Game review: Din’s Curse
- Title: Din’s Curse
- Developer: Soldak Entertainment (Steven Peeler)
- Platforms: Windows, Mac
- Price: $24.99
If Diablo and Diner Dash had offspring, I imagine it would turn out something like this. Din’s Curse is a 3D isometric action RPG by Soldak Entertainment (which is to say, it’s by Steven Peeler and a small group of contract workers). The basic gist is that the god of honor, Din, is making you atone for a wasted life by having you pull a Diablo: you have to venture into a dungeon beneath a randomly generated town in order to save the town and show a horde of demons, undead, and other assorted nasties who’s boss.
A la Diablo, the dungeon is randomly generated. But so is everything else, leading to an impressively dynamic dungeon-delving experience.
The quests and selection of NPCs are generated procedurally. Some quests cause beneficial totems to be built on certain floors of the dungeon. Explosions in the dungeon can trigger localized cave-ins. You’ll discover just lying around the dungeon floor plans to visit chaos upon the town–plans which you must thwart. Likewise, every few minutes, it seems, some monster or another is attacking the town, and you have to rush back to keep it from killing valuable NPCs.
Certain monsters don’t get along, and can be seen be fighting each other as you roam through the dungeon. In fact, all monsters belong to factions. Faction leaders can (and do) declare war on one another, turning certain levels of the dungeon into–quite literally–war zones.
In short, Din’s Curse is constantly changing as you play, whether you’re taking advantage of the changes or not. Just about every new thing that appears in the world appears with a hidden timer. NPCs that visit will leave town again after a certain amount of time. Take too long to beat that quest you picked up, and you will fail it. Take too long acting on a set of plans you discover, and the scheming monster will succeed, making your life a lot harder. The game starts out fairly hectic, and only gets more frenzied as you progress. You’ve been warned.
One of my favorite features of Din’s Curse is that every floor of the dungeon contains a gate back to town. One you’ve activated a gate, you can use it to travel to and from town as much as you want. It’s a huge improvement on the annoying town portal mechanic of the Diablo games. An elegant design choice, it both removes the need for town portal scrolls wasting space in one’s inventory, and provides an optional “find and activate the gate” objective for each floor of the dungeon.
Just as nice is the ability (with my necromancer character, at least) to identify items without having to cart around a load of “identify” scrolls. It is clear that Peeler set out to design this game with a strong awareness of the fact that you will mostly play as a one-person party (though the game does support multiplayer co-op), and he doesn’t leave major abilities like item identification out-of-bounds to the player because of his or her choice of character class.
Along those same lines, you don’t need to create a rogue to be able to spot traps and open locked doors and chests (the ability is open to anyone), and if you still aren’t satisfied with your character’s assortment of abilities, you can adopt a hybrid class.

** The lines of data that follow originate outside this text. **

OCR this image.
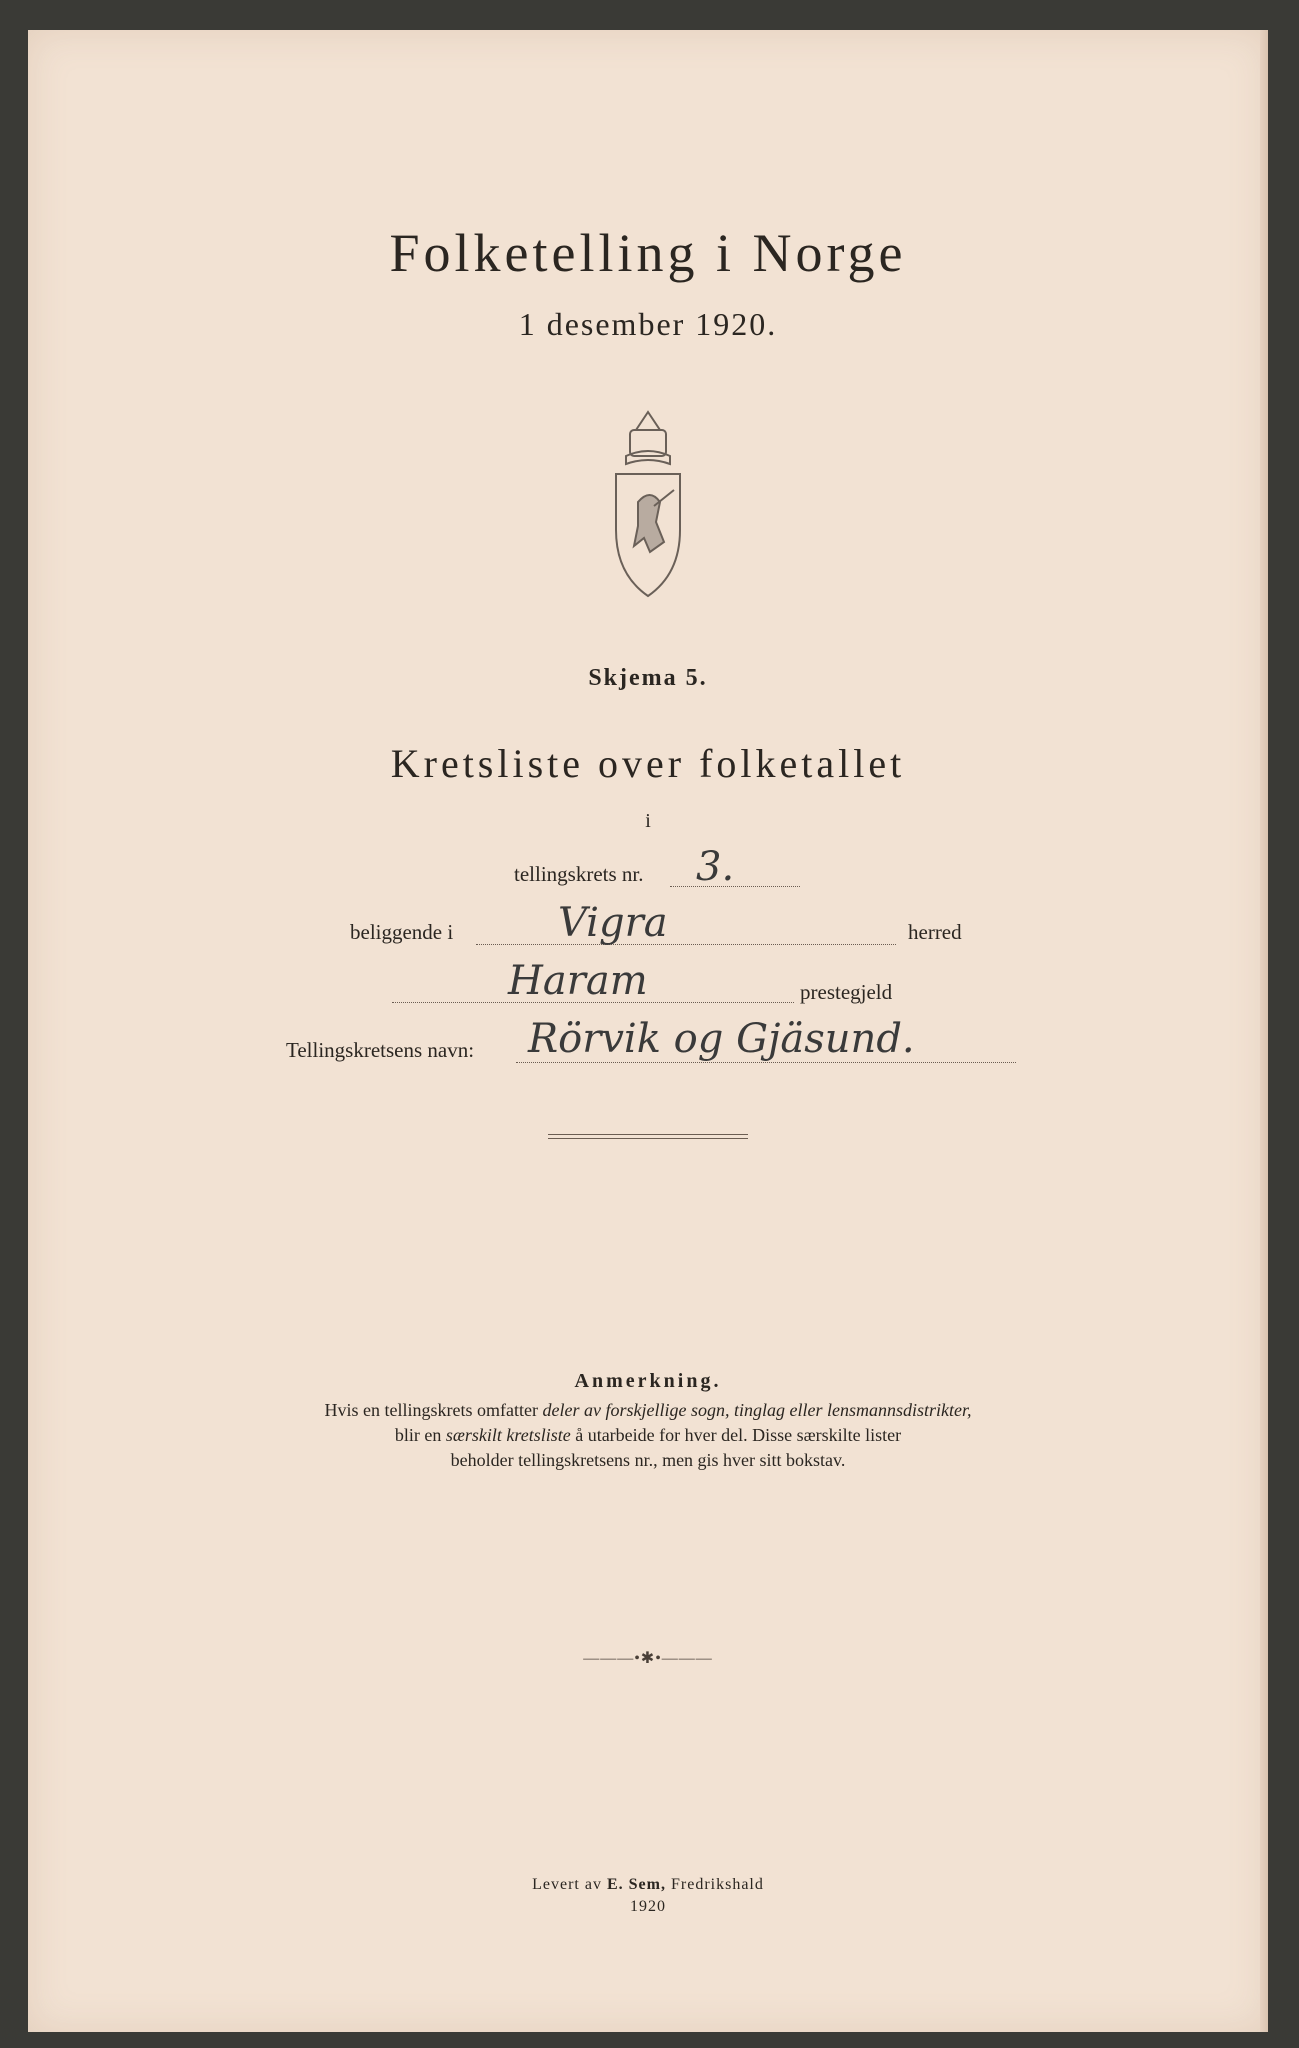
Folketelling i Norge
1 desember 1920.
Skjema 5.
Kretsliste over folketallet
i
tellingskrets nr. 3.
beliggende i	Vigra	herred
Haram	prestegjeld
Tellingskretsens navn: Rörvik og Gjäsund.
Anmerkning.
Hvis en tellingskrets omfatter deler av forskjellige sogn, tinglag eller lensmannsdistrikter,
blir en særskilt kretsliste å utarbeide for hver del. Disse særskilte lister
beholder tellingskretsens nr., men gis hver sitt bokstav.
———•✱•———
Levert av E. Sem, Fredrikshald
1920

This high degree of customization extends to the world as well, where you can set the difficulty of the game with admirable specificity.

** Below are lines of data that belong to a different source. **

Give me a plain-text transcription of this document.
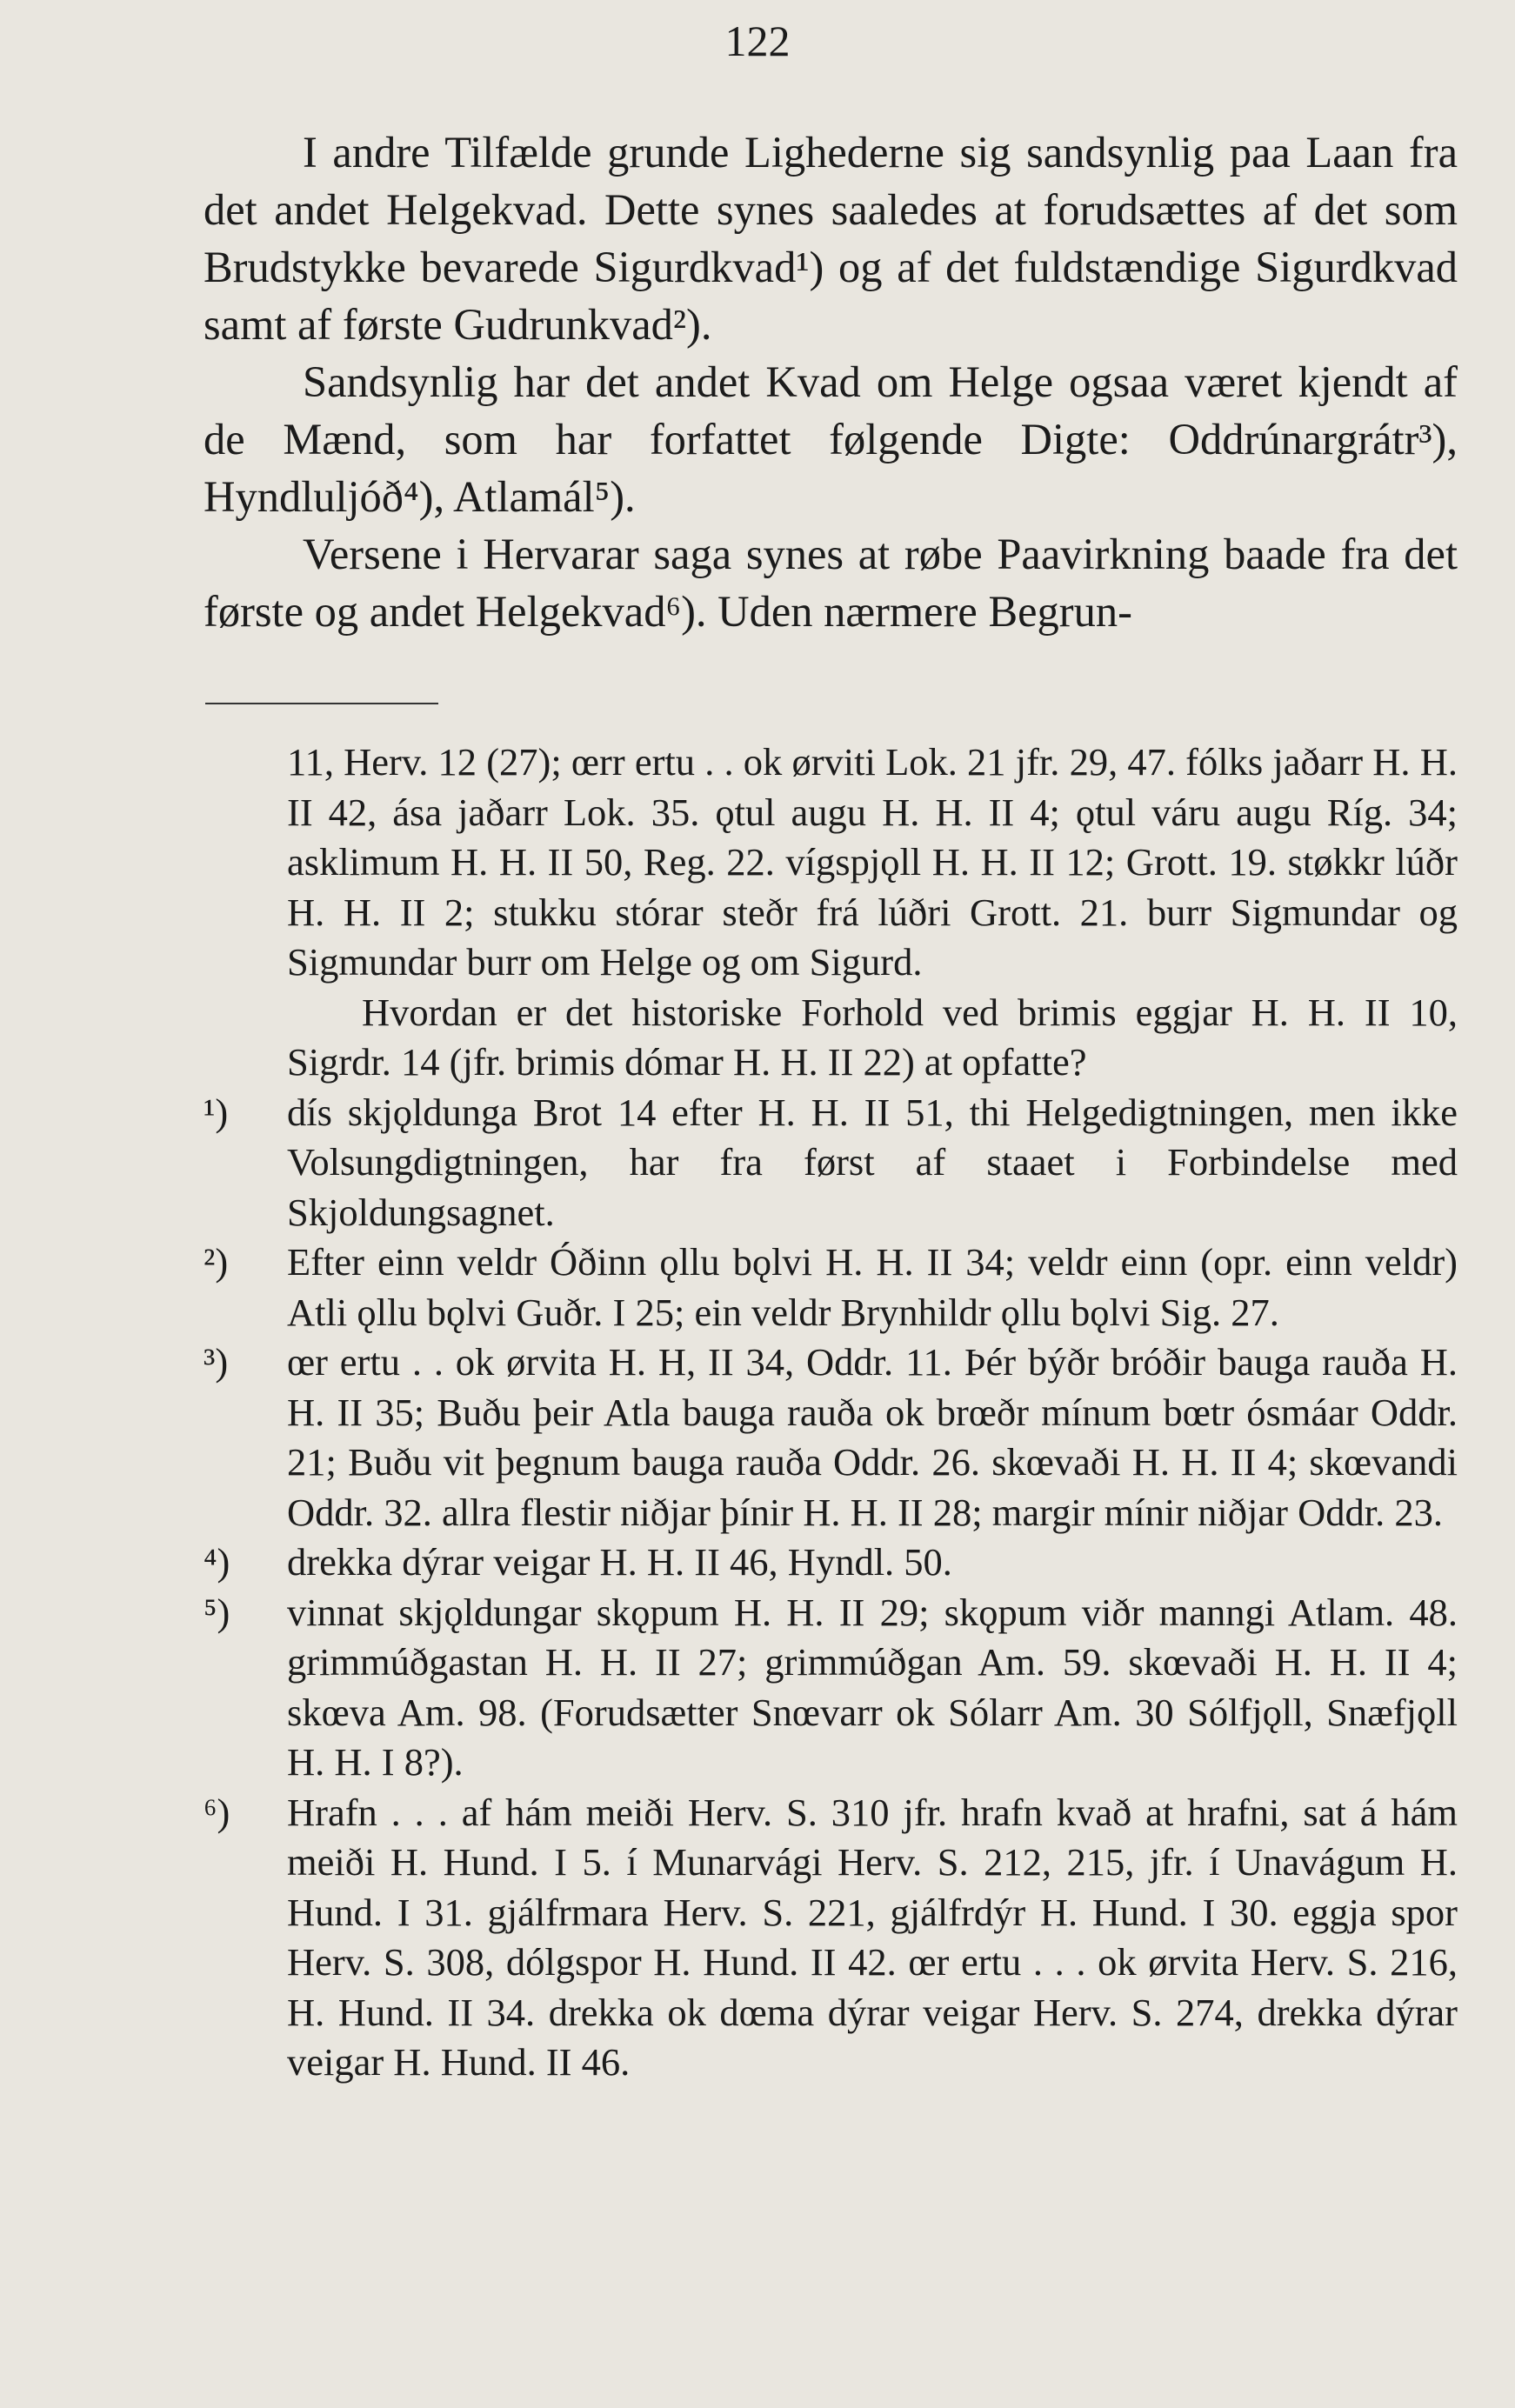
122

I andre Tilfælde grunde Lighederne sig sandsynlig paa Laan fra det andet Helgekvad. Dette synes saaledes at forudsættes af det som Brudstykke bevarede Sigurdkvad¹) og af det fuldstændige Sigurdkvad samt af første Gudrunkvad²).

Sandsynlig har det andet Kvad om Helge ogsaa været kjendt af de Mænd, som har forfattet følgende Digte: Oddrúnargrátr³), Hyndluljóð⁴), Atlamál⁵).

Versene i Hervarar saga synes at røbe Paavirkning baade fra det første og andet Helgekvad⁶). Uden nærmere Begrun-

11, Herv. 12 (27); œrr ertu . . ok ørviti Lok. 21 jfr. 29, 47. fólks jaðarr H. H. II 42, ása jaðarr Lok. 35. ǫtul augu H. H. II 4; ǫtul váru augu Ríg. 34; asklimum H. H. II 50, Reg. 22. vígspjǫll H. H. II 12; Grott. 19. støkkr lúðr H. H. II 2; stukku stórar steðr frá lúðri Grott. 21. burr Sigmundar og Sigmundar burr om Helge og om Sigurd.

Hvordan er det historiske Forhold ved brimis eggjar H. H. II 10, Sigrdr. 14 (jfr. brimis dómar H. H. II 22) at opfatte?

¹) dís skjǫldunga Brot 14 efter H. H. II 51, thi Helgedigtningen, men ikke Volsungdigtningen, har fra først af staaet i Forbindelse med Skjoldungsagnet.

²) Efter einn veldr Óðinn ǫllu bǫlvi H. H. II 34; veldr einn (opr. einn veldr) Atli ǫllu bǫlvi Guðr. I 25; ein veldr Brynhildr ǫllu bǫlvi Sig. 27.

³) œr ertu . . ok ørvita H. H, II 34, Oddr. 11. Þér býðr bróðir bauga rauða H. H. II 35; Buðu þeir Atla bauga rauða ok brœðr mínum bœtr ósmáar Oddr. 21; Buðu vit þegnum bauga rauða Oddr. 26. skœvaði H. H. II 4; skœvandi Oddr. 32. allra flestir niðjar þínir H. H. II 28; margir mínir niðjar Oddr. 23.

⁴) drekka dýrar veigar H. H. II 46, Hyndl. 50.

⁵) vinnat skjǫldungar skǫpum H. H. II 29; skǫpum viðr manngi Atlam. 48. grimmúðgastan H. H. II 27; grimmúðgan Am. 59. skœvaði H. H. II 4; skœva Am. 98. (Forudsætter Snœvarr ok Sólarr Am. 30 Sólfjǫll, Snæfjǫll H. H. I 8?).

⁶) Hrafn . . . af hám meiði Herv. S. 310 jfr. hrafn kvað at hrafni, sat á hám meiði H. Hund. I 5. í Munarvági Herv. S. 212, 215, jfr. í Unavágum H. Hund. I 31. gjálfrmara Herv. S. 221, gjálfrdýr H. Hund. I 30. eggja spor Herv. S. 308, dólgspor H. Hund. II 42. œr ertu . . . ok ørvita Herv. S. 216, H. Hund. II 34. drekka ok dœma dýrar veigar Herv. S. 274, drekka dýrar veigar H. Hund. II 46.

On the whole, Din’s Curse is very well designed. I do have a couple of complaints, however. The first is that in areas of the dungeon where you are beset by large groups of enemies, it can become very difficult to attack once the bodies start hitting the floor, as you’ll find yourself clicking on corpses (and therefor not attacking) at least as often as you find yourself clicking on the still-living enemies. Needless to say, this can be frustrating, and it mars what is otherwise an elegant and intuitive combat system.

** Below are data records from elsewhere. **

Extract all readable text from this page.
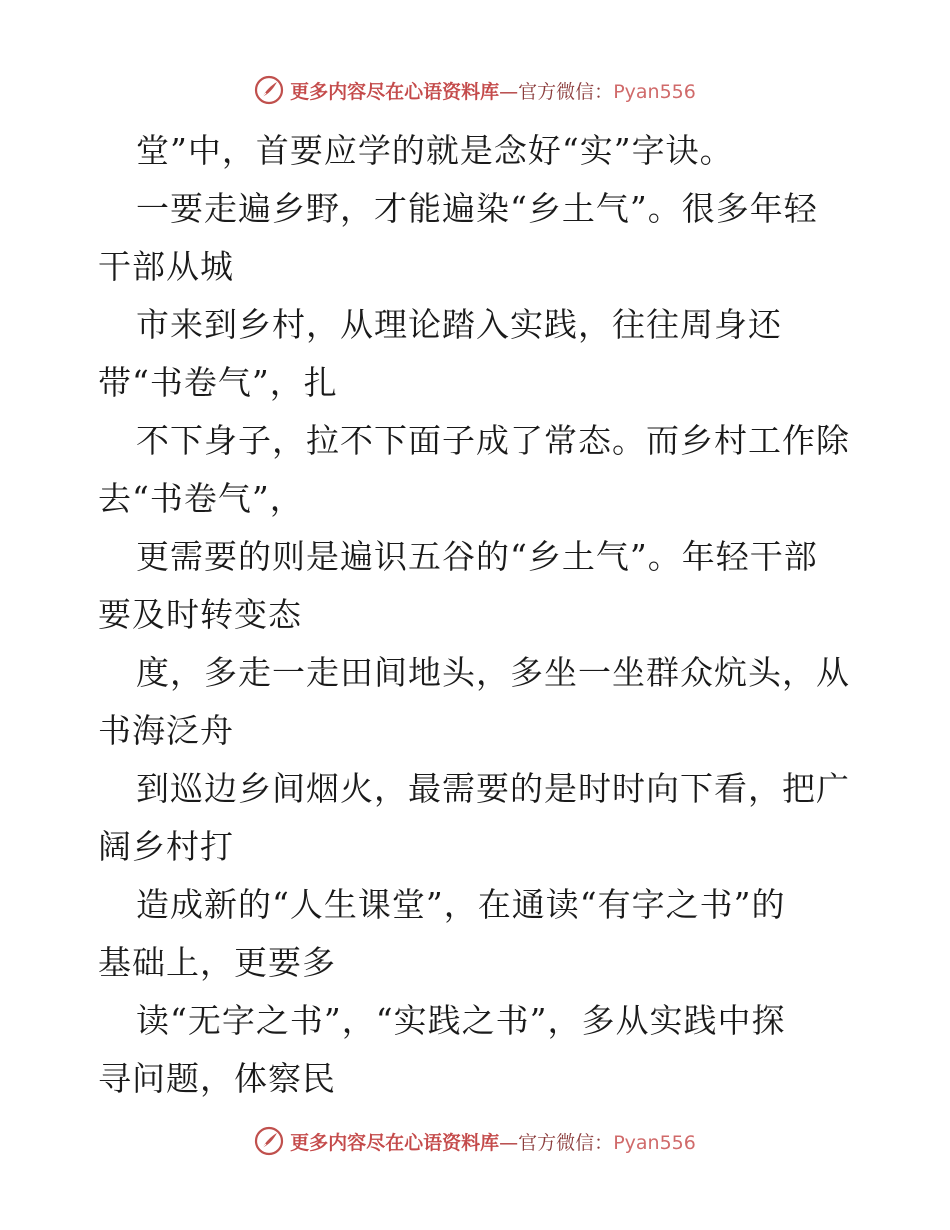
更多内容尽在心语资料库—官方微信：Pyan556
堂”中，首要应学的就是念好“实”字诀。
一要走遍乡野，才能遍染“乡土气”。很多年轻
干部从城
市来到乡村，从理论踏入实践，往往周身还
带“书卷气”，扎
不下身子，拉不下面子成了常态。而乡村工作除
去“书卷气”，
更需要的则是遍识五谷的“乡土气”。年轻干部
要及时转变态
度，多走一走田间地头，多坐一坐群众炕头，从
书海泛舟
到巡边乡间烟火，最需要的是时时向下看，把广
阔乡村打
造成新的“人生课堂”，在通读“有字之书”的
基础上，更要多
读“无字之书”，“实践之书”，多从实践中探
寻问题，体察民
更多内容尽在心语资料库—官方微信：Pyan556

The second complaint is that your inventory is pitifully small, especially compared to the mountains of loot you’ll accumulate as you mow through enemies. One gets the sense that Peeler intended the player to spend a lot of time rushing back and forth between the dungeon and town. Arguably this isn’t a bad thing, as it helps contribute to the frantic “Diner Dash” feeling I mentioned earlier, but the presence of constant threats besetting the town accomplishes this effect well enough on its own.
There is one major area where Din’s Curse drops the ball, and that is in the narrative arena. One gets virtually no background about the setting, and characters rarely have anything to say beyond giving you quests (and even those interactions consist of selecting from a list). You “win” by improving your reputation. Your reputation improves every time you complete a quest, and degrades every time a quest ends without you completing it (even if you never found out about the quest to begin with). If there is a plot beyond the basic premise of redeeming yourself to Din, I have yet to encounter it.
The in-game music is mostly well done but unmemorable. The title screen track, however, is a cringe-worthy exception (what can I say–I have an aversion to MIDI violin). The game runs smoothly on my machine. Graphically, Din’s Curse looks like a AAA title released around 2001-02. However, while the graphics are far from current gen, they’re attractive and more than adequate to the task. My only real complaint with the graphics engine is that I am unable to take screenshots of the game for some reason, which unfortunately means that the screenies above are necessarily scavenged from other reviews.
The Verdict: 4/5. If you liked the original Diablo, you’ll love Din’s Curse for its abundance of action, loot, and emergent, madcap gameplay. This is not, however, recommended for players looking for a leisurely or story-driven experience.